My job with Dan’s cleverly named business, Recreational Distribution Systems, Inc.* lasted two high school summers, though I returned one day in August 1972 when he was short of drivers. During college breaks, I worked around the coal mines with my brother, dad, uncles, and cousins. Four years later, I graduated with a degree in Economics. I goofed off for 18 months then joined Seattle Trust & Savings Bank for one year as a management trainee, before more loafing, travel, and adventures.

Returning to Palmer Coking Coal Company at age 25, I climbed the thin ranks and became manager––my job for the next 44 years of life. If it hadn’t been for Dan Silvestri and his encouragement, I would have been neither the investor nor the company leader I became.
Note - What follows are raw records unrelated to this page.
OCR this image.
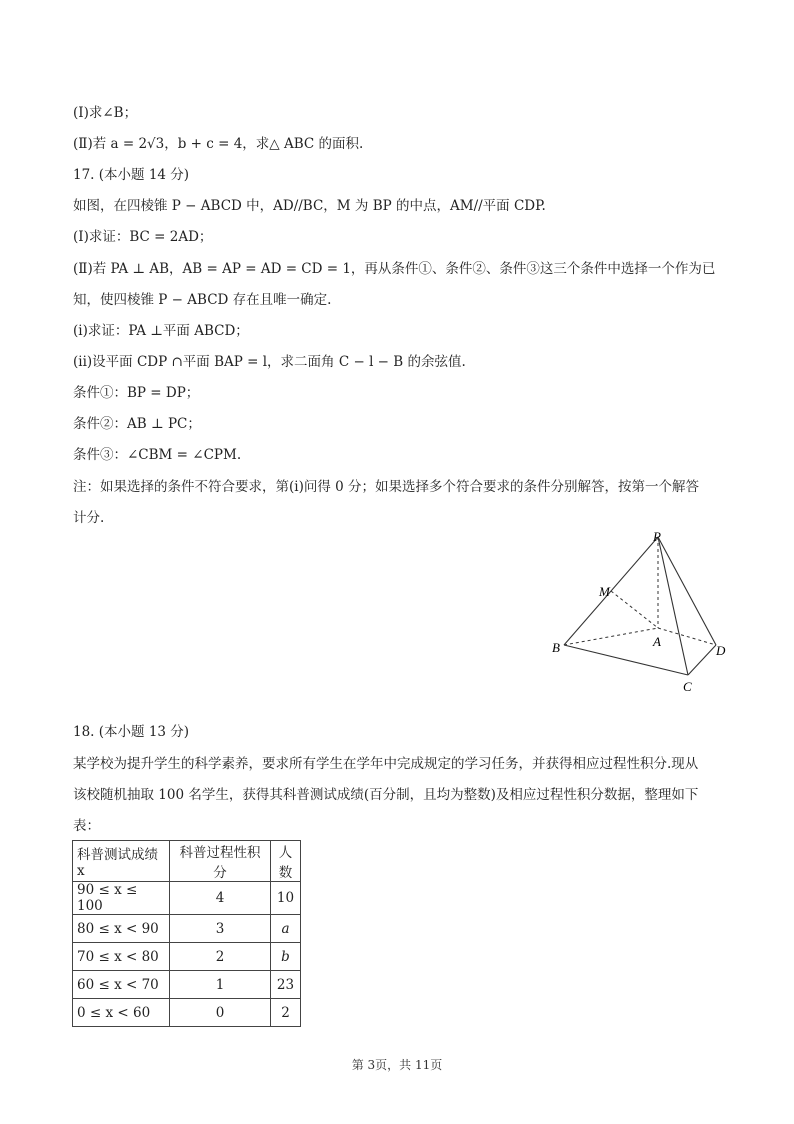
(Ⅰ)求∠B；
(Ⅱ)若 a = 2√3，b + c = 4，求△ ABC 的面积.
17. (本小题 14 分)
如图，在四棱锥 P − ABCD 中，AD//BC，M 为 BP 的中点，AM//平面 CDP.
(Ⅰ)求证：BC = 2AD；
(Ⅱ)若 PA ⊥ AB，AB = AP = AD = CD = 1，再从条件①、条件②、条件③这三个条件中选择一个作为已
知，使四棱锥 P − ABCD 存在且唯一确定.
(i)求证：PA ⊥平面 ABCD；
(ii)设平面 CDP ∩平面 BAP = l，求二面角 C − l − B 的余弦值.
条件①：BP = DP；
条件②：AB ⊥ PC；
条件③：∠CBM = ∠CPM.
注：如果选择的条件不符合要求，第(i)问得 0 分；如果选择多个符合要求的条件分别解答，按第一个解答
计分.
P
M
A
B
C
D
18. (本小题 13 分)
某学校为提升学生的科学素养，要求所有学生在学年中完成规定的学习任务，并获得相应过程性积分.现从
该校随机抽取 100 名学生，获得其科普测试成绩(百分制，且均为整数)及相应过程性积分数据，整理如下
表：
科普测试成绩 x	科普过程性积分	人数
90 ≤ x ≤ 100	4	10
80 ≤ x < 90	3	a
70 ≤ x < 80	2	b
60 ≤ x < 70	1	23
0 ≤ x < 60	0	2
第 3页，共 11页
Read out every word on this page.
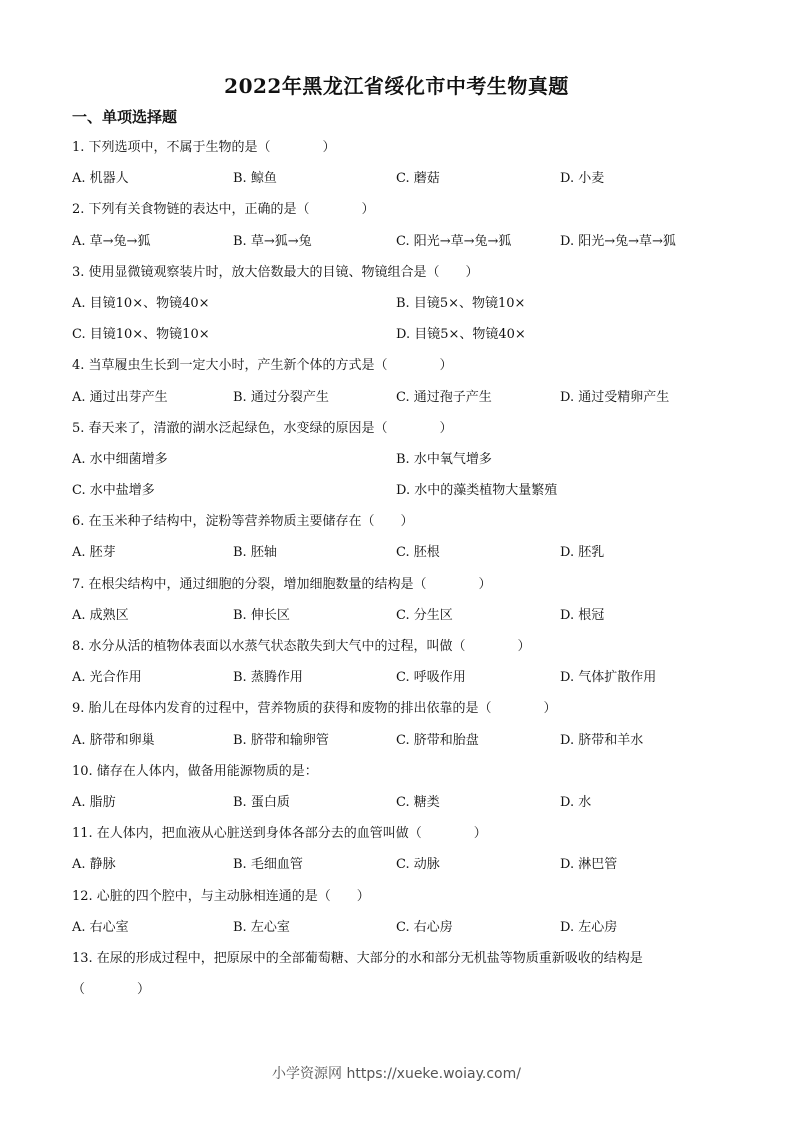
2022年黑龙江省绥化市中考生物真题
一、单项选择题
1. 下列选项中，不属于生物的是（　　　　）
A. 机器人	B. 鲸鱼	C. 蘑菇	D. 小麦
2. 下列有关食物链的表达中，正确的是（　　　　）
A. 草→兔→狐	B. 草→狐→兔	C. 阳光→草→兔→狐	D. 阳光→兔→草→狐
3. 使用显微镜观察装片时，放大倍数最大的目镜、物镜组合是（　　）
A. 目镜10×、物镜40×	B. 目镜5×、物镜10×
C. 目镜10×、物镜10×	D. 目镜5×、物镜40×
4. 当草履虫生长到一定大小时，产生新个体的方式是（　　　　）
A. 通过出芽产生	B. 通过分裂产生	C. 通过孢子产生	D. 通过受精卵产生
5. 春天来了，清澈的湖水泛起绿色，水变绿的原因是（　　　　）
A. 水中细菌增多	B. 水中氧气增多
C. 水中盐增多	D. 水中的藻类植物大量繁殖
6. 在玉米种子结构中，淀粉等营养物质主要储存在（　　）
A. 胚芽	B. 胚轴	C. 胚根	D. 胚乳
7. 在根尖结构中，通过细胞的分裂，增加细胞数量的结构是（　　　　）
A. 成熟区	B. 伸长区	C. 分生区	D. 根冠
8. 水分从活的植物体表面以水蒸气状态散失到大气中的过程，叫做（　　　　）
A. 光合作用	B. 蒸腾作用	C. 呼吸作用	D. 气体扩散作用
9. 胎儿在母体内发育的过程中，营养物质的获得和废物的排出依靠的是（　　　　）
A. 脐带和卵巢	B. 脐带和输卵管	C. 脐带和胎盘	D. 脐带和羊水
10. 储存在人体内，做备用能源物质的是：
A. 脂肪	B. 蛋白质	C. 糖类	D. 水
11. 在人体内，把血液从心脏送到身体各部分去的血管叫做（　　　　）
A. 静脉	B. 毛细血管	C. 动脉	D. 淋巴管
12. 心脏的四个腔中，与主动脉相连通的是（　　）
A. 右心室	B. 左心室	C. 右心房	D. 左心房
13. 在尿的形成过程中，把原尿中的全部葡萄糖、大部分的水和部分无机盐等物质重新吸收的结构是
（　　　　）
小学资源网 https://xueke.woiay.com/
Dan died suddenly on the last day of June 2018, at age 73. At the Celebration of Life, his brother and business partner, Lanny brought one of their classic Cushman scooters, perhaps the same one I used to drive. I hopped into the seat and Jennifer snapped a photo. My son, Oliver added flavorful colors for the banner photo.

But this story isn’t about Cushman scooters or colorful rainbow confectionaries or long days on the road. It’s about the debt of gratitude I owe to that cousin and late boss. So this song of thankfulness is for Dan— in appreciation of the time he invested in me. My gratitude is just as strong today as it was five decades prior . . . during those summers selling Popsicles.
* later Frosty Wholesale
7 replies on “Summers Selling Popsicles”
Loved this Billie!
Thank you kindly. It was a time I remember with some fondness.
Bill,
Thanks so much for this wonderful tribute to Dan.
My father Bob Nichols and myself manufacture Nichols Electronics music boxes.
We dealt with Dan for many years, he was always the consummate, very pleasant to deal with, and always willing to help new comers with product or advice.
Mark Nichols
Mark – And thank you for your remembrance. Yes, Dan was quite the business man. I was happy to know him as both a cousin, boss, and friend.